Through the first two weeks of the season, San Francisco is tied for second in the NFL with six takeaways, trailing only Arizona, which has seven. (New England also has seven, albeit through three games). That’s already half of last season’s takeaway total for San Francisco that ranked 31st in the league.
“It’s a more aggressive style than the styles we’ve had,” Bethea said. “It starts with our D-coordinator and trickles down to the rest of the defense. And once you see one person get a turnover, it kind of trickles to the rest of the team.”
The flip side is that the 49ers can be exposed for big gains. The Panthers, for example, had seven plays of 20 or more yards.
Said Seahawks coach Pete Carroll, a former defensive coordinator, of O’Neil’s scheme: “I think the defense still played well even though they gave up quite a few yards. I see them as very aggressive. Jim’s got a very good feel for mixing (defenses); he’s multiple. For us, we went at him last year when he was at Cleveland, so we’re trying to figure it out. I think he’s doing a very good job and causes a lot of problems.”

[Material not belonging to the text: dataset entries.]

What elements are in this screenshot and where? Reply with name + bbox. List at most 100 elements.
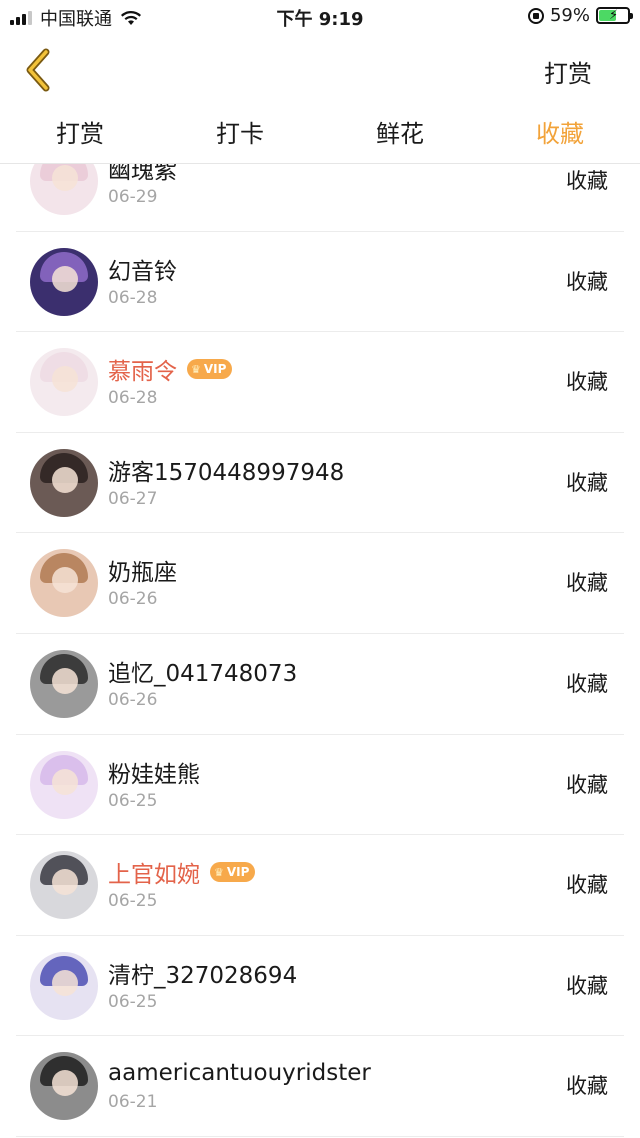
item-date: 06-27 bbox=[108, 488, 158, 509]
item-text: 追忆_041748073 06-26 bbox=[108, 656, 297, 710]
item-name-row: 追忆_041748073 bbox=[108, 656, 298, 687]
avatar-face bbox=[52, 768, 78, 795]
nav-bar: 打赏 bbox=[0, 34, 640, 106]
chevron-left-icon bbox=[26, 48, 50, 92]
item-date: 06-28 bbox=[108, 287, 158, 308]
item-date: 06-29 bbox=[108, 187, 158, 207]
item-text: 上官如婉 ♛ VIP 06-25 bbox=[108, 857, 256, 912]
list-item[interactable]: 清柠_327028694 06-25 收藏 bbox=[16, 936, 624, 1037]
item-date: 06-26 bbox=[108, 689, 158, 710]
item-action-label: 收藏 bbox=[566, 370, 608, 395]
user-name: 奶瓶座 bbox=[108, 560, 177, 587]
avatar[interactable] bbox=[30, 1052, 98, 1121]
vip-label: VIP bbox=[226, 865, 250, 880]
avatar[interactable] bbox=[30, 851, 98, 920]
avatar-face bbox=[52, 1070, 78, 1097]
user-name: 清柠_327028694 bbox=[108, 962, 298, 989]
item-name-row: 慕雨令 ♛ VIP bbox=[108, 354, 233, 386]
list-item[interactable]: 幻音铃 06-28 收藏 bbox=[16, 232, 624, 333]
item-action-label: 收藏 bbox=[566, 269, 608, 294]
avatar-face bbox=[52, 567, 78, 594]
charging-bolt-icon: ⚡ bbox=[609, 8, 619, 23]
item-text: 幻音铃 06-28 bbox=[108, 254, 177, 308]
list-item[interactable]: 追忆_041748073 06-26 收藏 bbox=[16, 634, 624, 735]
crown-icon: ♛ bbox=[191, 362, 201, 376]
list-item[interactable]: 粉娃娃熊 06-25 收藏 bbox=[16, 735, 624, 836]
item-text: 游客1570448997948 06-27 bbox=[108, 455, 344, 509]
avatar-face bbox=[52, 969, 78, 996]
list-item[interactable]: 幽瑰紫 06-29 收藏 bbox=[16, 164, 624, 232]
avatar-face bbox=[52, 265, 78, 292]
user-name: 慕雨令 bbox=[108, 359, 177, 386]
item-action-label: 收藏 bbox=[566, 169, 608, 193]
avatar[interactable] bbox=[30, 750, 98, 819]
rotation-lock-icon bbox=[527, 7, 544, 24]
status-bar: 中国联通 下午 9:19 59% ⚡ bbox=[0, 0, 640, 34]
avatar[interactable] bbox=[30, 951, 98, 1020]
item-action-label: 收藏 bbox=[566, 873, 608, 898]
item-text: 慕雨令 ♛ VIP 06-28 bbox=[108, 354, 233, 409]
list-item[interactable]: aamericantuouyridster 06-21 收藏 bbox=[16, 1036, 624, 1137]
item-text: 幽瑰紫 06-29 bbox=[108, 164, 177, 207]
back-button[interactable] bbox=[18, 46, 62, 94]
avatar[interactable] bbox=[30, 549, 98, 618]
reward-button[interactable]: 打赏 bbox=[544, 54, 592, 89]
favorites-list[interactable]: 幽瑰紫 06-29 收藏 幻音铃 06-28 收藏 慕雨令 ♛ VIP 06-28 bbox=[0, 164, 640, 1138]
item-name-row: 上官如婉 ♛ VIP bbox=[108, 857, 256, 889]
avatar[interactable] bbox=[30, 448, 98, 517]
item-name-row: 幻音铃 bbox=[108, 254, 177, 285]
user-name: aamericantuouyridster bbox=[108, 1060, 371, 1087]
item-date: 06-21 bbox=[108, 1092, 158, 1113]
user-name: 上官如婉 bbox=[108, 862, 200, 889]
user-name: 粉娃娃熊 bbox=[108, 761, 200, 788]
item-name-row: aamericantuouyridster bbox=[108, 1058, 371, 1088]
item-text: 清柠_327028694 06-25 bbox=[108, 958, 297, 1012]
item-date: 06-26 bbox=[108, 589, 158, 610]
list-item[interactable]: 慕雨令 ♛ VIP 06-28 收藏 bbox=[16, 332, 624, 433]
avatar-face bbox=[52, 165, 78, 191]
item-name-row: 奶瓶座 bbox=[108, 555, 177, 587]
item-text: 奶瓶座 06-26 bbox=[108, 555, 177, 609]
vip-label: VIP bbox=[203, 362, 227, 377]
avatar-face bbox=[52, 667, 78, 694]
item-action-label: 收藏 bbox=[566, 571, 608, 596]
item-date: 06-25 bbox=[108, 891, 158, 912]
crown-icon: ♛ bbox=[214, 865, 224, 879]
item-name-row: 游客1570448997948 bbox=[108, 455, 345, 486]
tab-flowers[interactable]: 鲜花 bbox=[320, 106, 480, 163]
list-item[interactable]: 奶瓶座 06-26 收藏 bbox=[16, 533, 624, 634]
avatar[interactable] bbox=[30, 348, 98, 417]
list-item[interactable]: 游客1570448997948 06-27 收藏 bbox=[16, 433, 624, 534]
item-date: 06-25 bbox=[108, 790, 158, 811]
item-action-label: 收藏 bbox=[566, 772, 608, 797]
user-name: 游客1570448997948 bbox=[108, 459, 345, 486]
avatar[interactable] bbox=[30, 247, 98, 316]
battery-percent: 59% bbox=[549, 5, 590, 26]
item-action-label: 收藏 bbox=[566, 671, 608, 696]
item-text: aamericantuouyridster 06-21 bbox=[108, 1058, 371, 1112]
user-name: 幻音铃 bbox=[108, 258, 177, 285]
item-name-row: 幽瑰紫 bbox=[108, 164, 177, 184]
item-text: 粉娃娃熊 06-25 bbox=[108, 757, 200, 811]
item-name-row: 清柠_327028694 bbox=[108, 958, 298, 989]
tab-reward[interactable]: 打赏 bbox=[0, 106, 160, 163]
item-action-label: 收藏 bbox=[566, 1074, 608, 1099]
tab-favorites[interactable]: 收藏 bbox=[480, 106, 640, 163]
list-item[interactable]: 上官如婉 ♛ VIP 06-25 收藏 bbox=[16, 835, 624, 936]
avatar-face bbox=[52, 869, 78, 896]
vip-badge: ♛ VIP bbox=[187, 359, 233, 380]
avatar[interactable] bbox=[30, 649, 98, 718]
avatar-face bbox=[52, 366, 78, 393]
vip-badge: ♛ VIP bbox=[210, 862, 256, 883]
item-date: 06-28 bbox=[108, 388, 158, 409]
user-name: 幽瑰紫 bbox=[108, 164, 177, 184]
avatar[interactable] bbox=[30, 164, 98, 215]
tab-bar: 打赏 打卡 鲜花 收藏 bbox=[0, 106, 640, 164]
status-right: 59% ⚡ bbox=[527, 5, 633, 26]
battery-icon: ⚡ bbox=[596, 7, 633, 24]
item-date: 06-25 bbox=[108, 991, 158, 1012]
tab-checkin[interactable]: 打卡 bbox=[160, 106, 320, 163]
item-action-label: 收藏 bbox=[566, 470, 608, 495]
item-name-row: 粉娃娃熊 bbox=[108, 757, 200, 788]
user-name: 追忆_041748073 bbox=[108, 660, 298, 687]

Rawls doubtful – Seahawks running back Thomas Rawls, who rushed for 209 yards against the 49ers last year, is doubtful for Sunday’s game with a shin injury.
Rawls is one of several key Seahawks who are nicked or injured. Tight end Nick Vannett and tackle Germain Ifedi are dealing with ankle injuries and also are listed as doubtful. Wide receiver Tyler Lockett (knee) and running back C.J. Prosise (wrist) are questionable.
Quarterback Russell Wilson (ankle) and wide receiver Doug Baldwin (knee) are not listed on Seattle’s report.
Rawls was substituting for an injured Marshawn Lynch last year when he had his big game. He also scored a rushing touchdown and had three catches for 46 yards and a receiving touchdown. Lynch retired in the offseason.
Christine Michael, who is averaging 5.0 yards a carry through two games, likely will start in Rawls’ place.
Et cetera – The only 49er who has been ruled out is offensive tackle Anthony Davis, who hasn’t practiced since suffering a concussion Sept. 15. Davis is the backup right tackle, a job that will go to guard Zane Beadles if there’s an injury Sunday.
▪ Safeties Jaquiski Tartt (knee) and Marcus Cromartie (ankle) are listed as questionable. They were limited in practice during the week.
▪ Defensive linemen Arik Armstead (shoulder), Quinton Dial (knee) and Glenn Dorsey (knee) went through full practices all week. Another, nose tackle Mike Purcell, is dealing with an ankle injury but was full-go Friday.